Converted factories turned dazzling homes

CNBC.com

This former garment factory in New York is now a triplex penthouse. (Photos: Google | Realtor.com)



When factories are no longer factories, these sturdy structures of antique brick and beam can be converted for many new uses. With regularity they are turned into hotels, office space, shopping centers, restaurants, clubs, cultural and performance centers and many additional innovative uses.

One of the most common reuses for old factory buildings is private residences, either single family or as multiple-family loft complexes. Many benefits make this use so appealing: Factories have space and light galore, they feature the rustic charm of exposed brick and wood or steel beam while still adapting well to modern decor.

You can see even more of the homes at CNBC.com:



As generations of creative people can attest, revamped industrial spaces also work great as combined work and studio space. And finally, the sheer amount of raw space, when purchased in need of overhaul, can be a bargain for the enterprising purchaser.

The following sites where products like candy, garments, or mayonnaise were made are now places where lives are lived. While this trend has long been associated with New York, these stunning examples are from around the globe.

Garment Factory
Location: New York
Price: $3 million for a loft

This triplex penthouse is in a 1928 garment factory. Its present three-bedroom, four-bath incarnation was conceived by architect Steve Blatz. The master bedroom features a wood-burning fireplace and a wrap-around planting terrace; a second bedroom also has a terrace. The chef’s kitchen features Miele and Thermadore appliances and two Gaggenau ovens.

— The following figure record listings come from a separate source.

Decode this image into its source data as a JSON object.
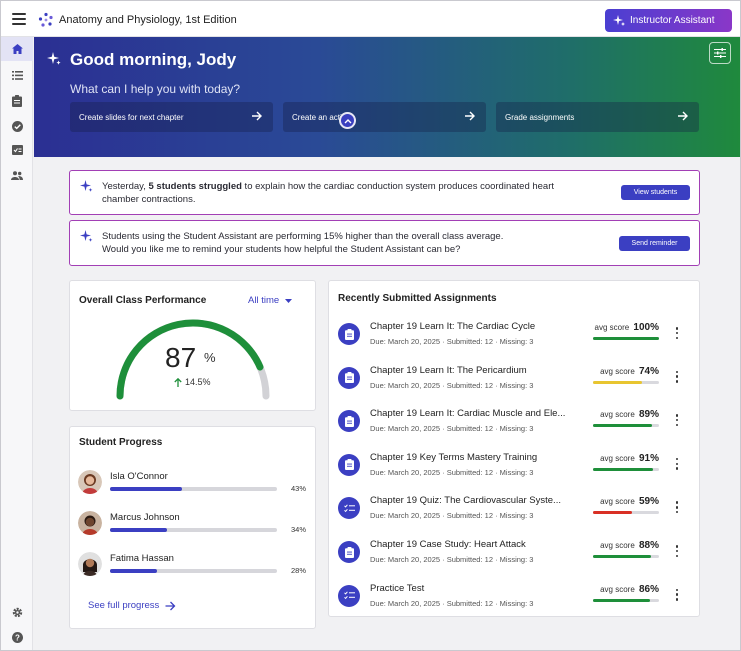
{
  "app": {
    "title": "Anatomy and Physiology, 1st Edition",
    "assistant_button": "Instructor Assistant"
  },
  "icons": {
    "menu": "menu-icon",
    "logo": "sparkle-logo-icon",
    "rail": [
      "home-icon",
      "list-icon",
      "clipboard-icon",
      "check-circle-icon",
      "grade-icon",
      "people-icon"
    ],
    "rail_bottom": [
      "gear-icon",
      "help-icon"
    ]
  },
  "hero": {
    "greeting": "Good morning, Jody",
    "prompt": "What can I help you with today?",
    "actions": [
      {
        "label": "Create slides for next chapter"
      },
      {
        "label": "Create an activity"
      },
      {
        "label": "Grade assignments"
      }
    ]
  },
  "alerts": [
    {
      "prefix": "Yesterday, ",
      "bold": "5 students struggled",
      "suffix": " to explain how the cardiac conduction system produces coordinated heart chamber contractions.",
      "button": "View students"
    },
    {
      "line1": "Students using the Student Assistant are performing 15% higher than the overall class average.",
      "line2": "Would you like me to remind your students how helpful the Student Assistant can be?",
      "button": "Send reminder"
    }
  ],
  "performance": {
    "title": "Overall Class Performance",
    "filter": "All time",
    "value": "87",
    "unit": "%",
    "delta": "14.5%",
    "fraction": 0.87,
    "color": "#1e8f3a"
  },
  "progress": {
    "title": "Student Progress",
    "students": [
      {
        "name": "Isla O'Connor",
        "pct": "43%",
        "value": 0.43
      },
      {
        "name": "Marcus Johnson",
        "pct": "34%",
        "value": 0.34
      },
      {
        "name": "Fatima Hassan",
        "pct": "28%",
        "value": 0.28
      }
    ],
    "link": "See full progress"
  },
  "assignments": {
    "title": "Recently Submitted Assignments",
    "score_label": "avg score",
    "items": [
      {
        "title": "Chapter 19 Learn It: The Cardiac Cycle",
        "due": "Due: March 20, 2025",
        "submitted": "Submitted: 12",
        "missing": "Missing: 3",
        "score": "100%",
        "value": 1.0,
        "color": "#1e8f3a",
        "icon": "clipboard-icon"
      },
      {
        "title": "Chapter 19 Learn It: The Pericardium",
        "due": "Due: March 20, 2025",
        "submitted": "Submitted: 12",
        "missing": "Missing: 3",
        "score": "74%",
        "value": 0.74,
        "color": "#e8c530",
        "icon": "clipboard-icon"
      },
      {
        "title": "Chapter 19 Learn It: Cardiac Muscle and Ele...",
        "due": "Due: March 20, 2025",
        "submitted": "Submitted: 12",
        "missing": "Missing: 3",
        "score": "89%",
        "value": 0.89,
        "color": "#1e8f3a",
        "icon": "clipboard-icon"
      },
      {
        "title": "Chapter 19 Key Terms Mastery Training",
        "due": "Due: March 20, 2025",
        "submitted": "Submitted: 12",
        "missing": "Missing: 3",
        "score": "91%",
        "value": 0.91,
        "color": "#1e8f3a",
        "icon": "clipboard-icon"
      },
      {
        "title": "Chapter 19 Quiz: The Cardiovascular Syste...",
        "due": "Due: March 20, 2025",
        "submitted": "Submitted: 12",
        "missing": "Missing: 3",
        "score": "59%",
        "value": 0.59,
        "color": "#d93025",
        "icon": "checklist-icon"
      },
      {
        "title": "Chapter 19 Case Study: Heart Attack",
        "due": "Due: March 20, 2025",
        "submitted": "Submitted: 12",
        "missing": "Missing: 3",
        "score": "88%",
        "value": 0.88,
        "color": "#1e8f3a",
        "icon": "clipboard-icon"
      },
      {
        "title": "Practice Test",
        "due": "Due: March 20, 2025",
        "submitted": "Submitted: 12",
        "missing": "Missing: 3",
        "score": "86%",
        "value": 0.86,
        "color": "#1e8f3a",
        "icon": "checklist-icon"
      }
    ]
  }
}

(Photo: Google | Realtor.com)



Candy Factory
Location: Cambridge, Mass.
Price: $1.175 million
Square footage: 1,800

This is a three-bedroom, three-bath condo on three levels of a former candy factory dating to 1898. Two of the bedrooms are masters with their own marble and tiled baths. The loft also has a terrace, soaring ceilings, and like so many other converted factory homes, this one has plenty of natural light through the tall, multi-paned windows.

(Photo: zecc.nl)



“Factory of Living”
Location: Utrecht, the Netherlands
Square footage: 2,690

This former factory in Utrecht was reconfigured for residential loft living and office space while retaining key original aspects like the wood beams and multi-paned windows. From the outside, it’s practically unchanged, while inside it’s a spacious living space rich in natural light. This project was completed in 2006 by the Dutch architecture firm Zecc.

(Photo: smharch.com)


Atlantic Terra Cotta Factory
Location: Princeton, N.J.
Square footage: 20,000

This circa-1894 terra cotta factory on the Delaware and Raritan Canal once created ornamentation for New York landmarks such as the Woolworth Building. The architectural firm Smith Miller and Hawkinson gave it a facelift, and the old factory is now a residence and design studio. The designers incorporated a timber mezzanine for another floor of usable room and used polycarbonate screens as dividers between work and living space.

(Photo: blueplatelofts.com)


Blue Plate Factory
Location: New Orleans
Price: $502 - $1,550 / month for 1 or 2 BR loft
Square footage: 615 – 1,647 per loft

This landmarked Art Moderne building was the former factory of Blue Plate Fine Foods, whose mayonnaise and other condiments were made from 1941 until the turn of the century when production moved to Tennessee. Beginning in 2009, the space underwent a $23 million renovation by Woodward Design Build, and it is now Blue Plate Artist Lofts, with 72 “mixed income loft-style apartments designed with a leasing preference for artists.”